“I know I’m wasting half my marketing budget, I just don’t know which half”. It’s a well-worn marketing phrase and reflects a problem many would like to solve.

The better you understand your customers, the more effective your marketing – so VisualDNA has been looking at how to apply the profiling technology it uses in advertising to CRM, to see if it could predict which ‘unknown’ customers are most likely to buy.

VisualDNA has invested heavily in personality profiling technology. Using patented visual-based personality quizzes, it is able to profile individuals online with great detail and accuracy, and subsequently use behavioural models to extrapolate this detailed knowledge onto hundreds of millions of users. It groups people by various characteristics into ‘segments’ – anonymised groups that can be used by businesses in communications, usually targeted advertising, product recommendation or content personalisation.

There are other applications too, one such area being CRM. Most businesses, whether they are business-to-business, or business-to-consumer, possess a database of customers, or active leads. These customers can be categorised in all sorts of ways, but whichever way you define your customer base, it’s notoriously hard to predict who is most likely to buy.

Strategy

VisualDNA wanted to test the idea that the inference algorithm it uses to build its high-performing segments could also be used to identify which customers are most likely to buy out of any given data set.

Piano Media is a company that runs a subscription paywall business on behalf of a large number of publishers in multiple countries in Europe; with a massive data set of customers who fit one of three categories:

  1. Unknown / un-registered,
  2. Registered but not subscribed,
  3. Paying subscribers.

Clearly the objective for any business operating a freemium model is, having attracted the customer in the first place, migrating your unknown and registered users into paying customers.

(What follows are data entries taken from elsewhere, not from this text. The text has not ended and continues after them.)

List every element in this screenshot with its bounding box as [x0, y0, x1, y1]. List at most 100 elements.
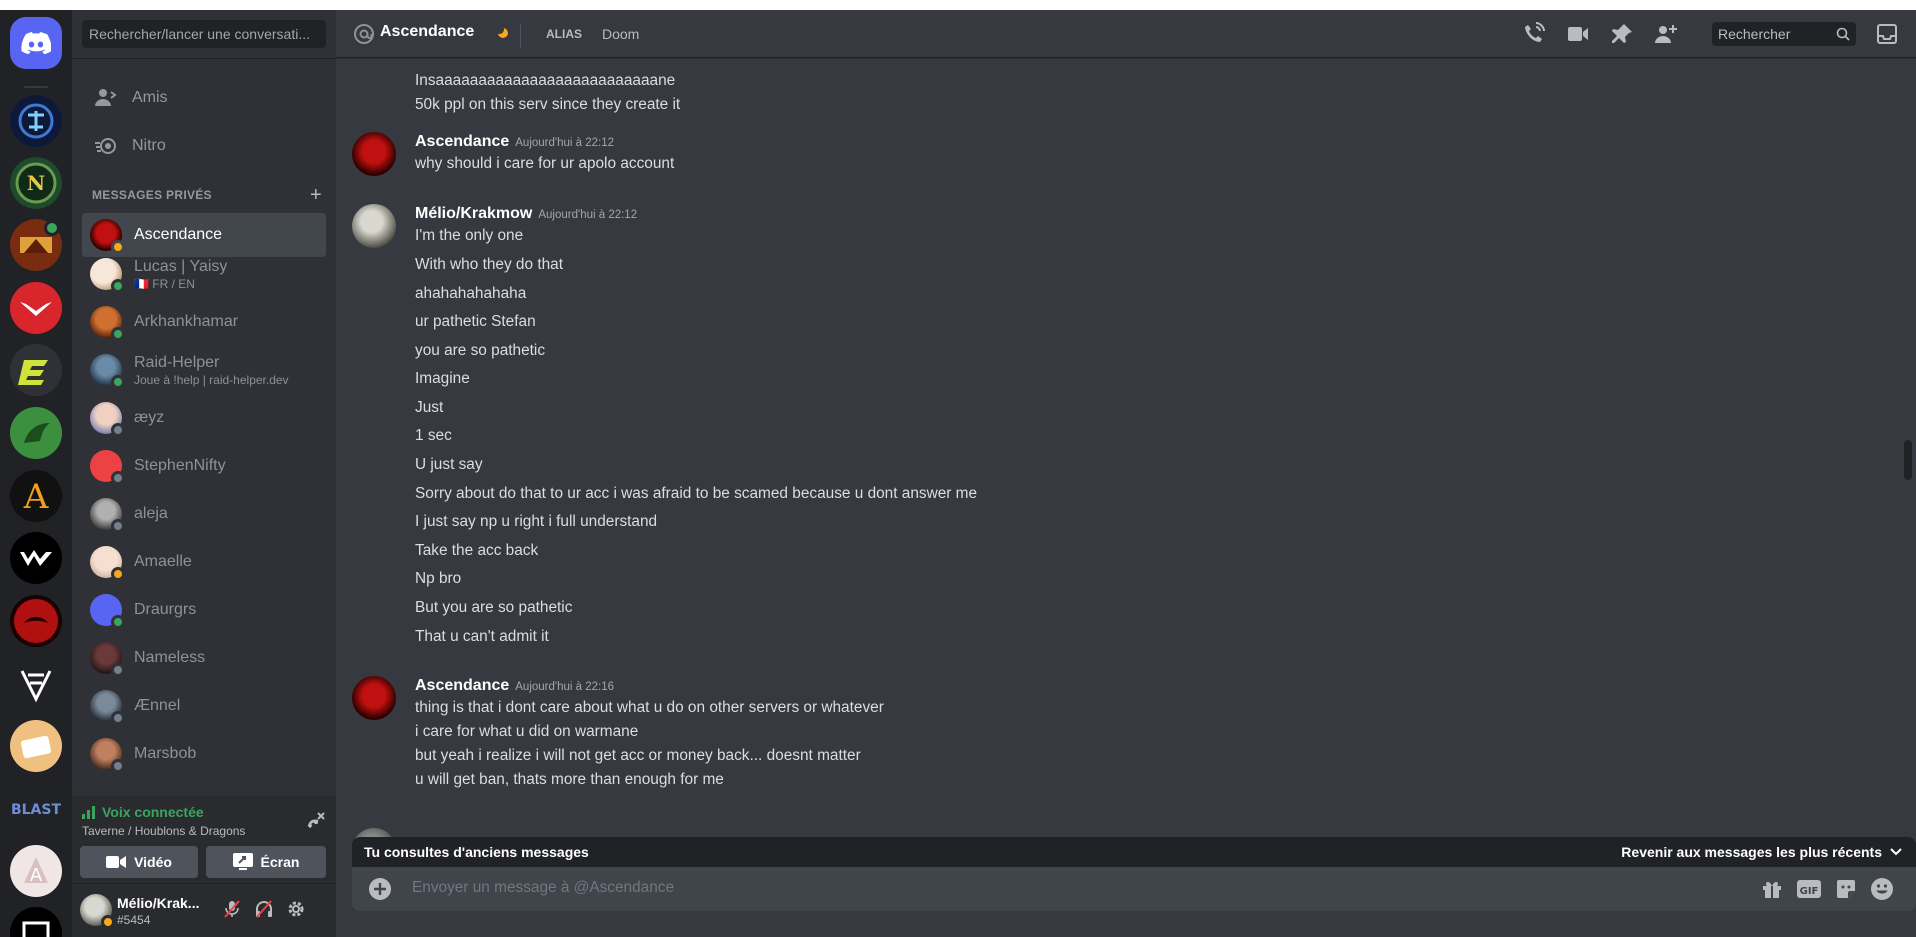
dm-name: Lucas | Yaisy	[134, 257, 228, 275]
disconnect-icon[interactable]	[304, 810, 326, 832]
message-content: That u can't admit it	[415, 628, 549, 645]
server-12[interactable]: BLAST	[10, 782, 62, 834]
message-avatar[interactable]	[352, 676, 396, 720]
voice-channel-name[interactable]: Taverne / Houblons & Dragons	[82, 824, 245, 838]
rail-separator	[24, 86, 48, 88]
server-8[interactable]	[10, 532, 62, 584]
dm-item-aeyz[interactable]: æyz	[82, 396, 326, 440]
server-4[interactable]	[10, 282, 62, 334]
message-input[interactable]: Envoyer un message à @Ascendance	[412, 879, 674, 897]
username[interactable]: Mélio/Krak...	[117, 895, 207, 911]
alias-value: Doom	[602, 26, 640, 42]
message-author[interactable]: Mélio/Krakmow	[415, 205, 532, 222]
dm-item-draurgrs[interactable]: Draurgrs	[82, 588, 326, 632]
server-13[interactable]: A	[10, 845, 62, 897]
dm-name: Draurgrs	[134, 601, 197, 618]
scrollbar[interactable]	[1904, 440, 1912, 480]
dm-item-nameless[interactable]: Nameless	[82, 636, 326, 680]
dm-item-aennel[interactable]: Ænnel	[82, 684, 326, 728]
discord-logo-icon	[21, 32, 51, 54]
alias-label: ALIAS	[546, 27, 582, 41]
jump-to-present-button[interactable]: Revenir aux messages les plus récents	[1621, 844, 1902, 860]
voice-status[interactable]: Voix connectée	[82, 804, 204, 820]
dm-section-header: MESSAGES PRIVÉS +	[92, 185, 322, 205]
sticker-icon[interactable]	[1834, 877, 1858, 901]
server-9[interactable]	[10, 595, 62, 647]
dm-name: Arkhankhamar	[134, 313, 239, 330]
chevron-down-icon	[1890, 848, 1902, 856]
message-content: ahahahahahaha	[415, 285, 527, 302]
server-11[interactable]	[10, 720, 62, 772]
server-5[interactable]	[10, 344, 62, 396]
emoji-icon[interactable]	[1870, 877, 1894, 901]
dm-item-ascendance[interactable]: Ascendance	[82, 213, 326, 257]
create-dm-button[interactable]: +	[310, 185, 322, 205]
video-call-icon[interactable]	[1566, 22, 1590, 46]
status-offline-icon	[111, 519, 125, 533]
message-author[interactable]: Ascendance	[415, 677, 509, 694]
screen-button-label: Écran	[260, 854, 300, 870]
nav-nitro[interactable]: Nitro	[82, 125, 326, 167]
camera-icon	[106, 856, 127, 868]
screen-share-button[interactable]: Écran	[206, 846, 326, 878]
deafen-icon[interactable]	[254, 899, 274, 919]
jump-label: Revenir aux messages les plus récents	[1621, 844, 1882, 860]
avatar	[90, 690, 125, 725]
server-2[interactable]: N	[10, 157, 62, 209]
dm-item-arkhankhamar[interactable]: Arkhankhamar	[82, 300, 326, 344]
message-content: why should i care for ur apolo account	[415, 155, 675, 172]
settings-gear-icon[interactable]	[286, 899, 306, 919]
message-avatar[interactable]	[352, 132, 396, 176]
message-avatar[interactable]	[352, 204, 396, 248]
inbox-icon[interactable]	[1875, 22, 1899, 46]
video-button[interactable]: Vidéo	[80, 846, 198, 878]
status-online-icon	[111, 375, 125, 389]
dm-activity: Joue à !help | raid-helper.dev	[134, 372, 289, 387]
server-6[interactable]	[10, 407, 62, 459]
search-placeholder: Rechercher	[1718, 26, 1791, 42]
dm-item-aleja[interactable]: aleja	[82, 492, 326, 536]
home-button[interactable]	[10, 17, 62, 69]
dm-item-amaelle[interactable]: Amaelle	[82, 540, 326, 584]
user-avatar[interactable]	[80, 894, 115, 929]
dm-header-label: MESSAGES PRIVÉS	[92, 188, 212, 202]
server-10[interactable]	[10, 657, 62, 709]
gif-icon[interactable]: GIF	[1796, 877, 1822, 901]
message-timestamp: Aujourd'hui à 22:16	[515, 681, 615, 693]
dm-custom-status: 🇫🇷 FR / EN	[134, 276, 195, 291]
message-content: thing is that i dont care about what u d…	[415, 699, 884, 716]
gift-icon[interactable]	[1760, 877, 1784, 901]
at-icon	[354, 24, 374, 44]
friends-icon	[95, 89, 117, 106]
signal-icon	[82, 806, 95, 819]
avatar	[90, 258, 125, 293]
message-content: Take the acc back	[415, 542, 539, 559]
server-7[interactable]: A	[10, 470, 62, 522]
dm-item-stephennifty[interactable]: StephenNifty	[82, 444, 326, 488]
svg-text:A: A	[30, 865, 43, 886]
status-online-icon	[111, 615, 125, 629]
voice-call-icon[interactable]	[1522, 22, 1546, 46]
dm-item-raid-helper[interactable]: Raid-Helper Joue à !help | raid-helper.de…	[82, 348, 326, 392]
pin-icon[interactable]	[1610, 22, 1634, 46]
dm-item-lucas[interactable]: Lucas | Yaisy 🇫🇷 FR / EN	[82, 252, 326, 296]
message-composer: Envoyer un message à @Ascendance GIF	[352, 867, 1916, 911]
mic-muted-icon[interactable]	[222, 899, 242, 919]
nav-friends[interactable]: Amis	[82, 77, 326, 119]
server-1[interactable]	[10, 95, 62, 147]
message-content: With who they do that	[415, 256, 563, 273]
conversation-search-input[interactable]: Rechercher/lancer une conversati...	[82, 20, 326, 48]
divider	[72, 58, 336, 59]
message-content: Sorry about do that to ur acc i was afra…	[415, 485, 978, 502]
message-content: but yeah i realize i will not get acc or…	[415, 747, 861, 764]
dm-item-marsbob[interactable]: Marsbob	[82, 732, 326, 776]
message-search-input[interactable]: Rechercher	[1712, 22, 1856, 46]
message-author[interactable]: Ascendance	[415, 133, 509, 150]
dm-name: aleja	[134, 505, 168, 522]
add-attachment-icon[interactable]	[368, 877, 392, 901]
voice-connection-panel: Voix connectée Taverne / Houblons & Drag…	[72, 796, 336, 884]
svg-text:A: A	[23, 477, 49, 517]
add-friend-icon[interactable]	[1654, 22, 1678, 46]
avatar	[90, 738, 125, 773]
server-14[interactable]	[10, 907, 62, 937]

The question is, how do you know which of your registered users are most likely to become paying subscribers? At which part of your audience do you direct your marketing?

Execution

Working with Piano, VisualDNA drew a random sample of 30,000 registered non-subscribers and compared their online behaviour to that of the entire population of paying subscribers; using what it calls Look-alike modelling.

The audience insights company did this completely anonymously, linking with Piano’s database using randomly generated anonymous identifiers stored in cookies.

From here VisualDNA was able to assign a similarity score to every one of the 30,000 registered users – the score representing how similar users’ behaviour is to the paying subscribers and therefore how likely it thinks this person is to convert to a paying subscriber.

Piano then did three mailshots, under exactly the same conditions, to three separate groups within that population;

  • The top 5,000 (those with highest score)
  • A random sample of 5,000 users
  • The bottom 5,000 (those with lowest score)

Results

The results are hugely encouraging. On the top 5,000 Piano recorded a conversion rate of 1.59%, compared to 0.52% for the random group and 0.22% for the bottom group. In other words, our algorithm correctly predicted those most likely to convert, based on the theory that the online behaviour of a paid-up subscriber was sufficient to build a profile on them and use that as a means to find those with a similar profile. Moreover, it correctly predicted that users with behaviour dissimilar to paying customers are a lot less likely to convert than random users, so that marketers don’t need to spend the money and energy marketing to these.

This result has significant implications. It means VisualDNA can, in theory, take any database, whether online or offline, anonymously profile anyone in that database, and use its inference and Look-alike algorithms to predict behaviour to improve the effectiveness of a company’s marketing – in this case increasing conversion more than three-fold vs a random sample and weeding out those least-likely to buy.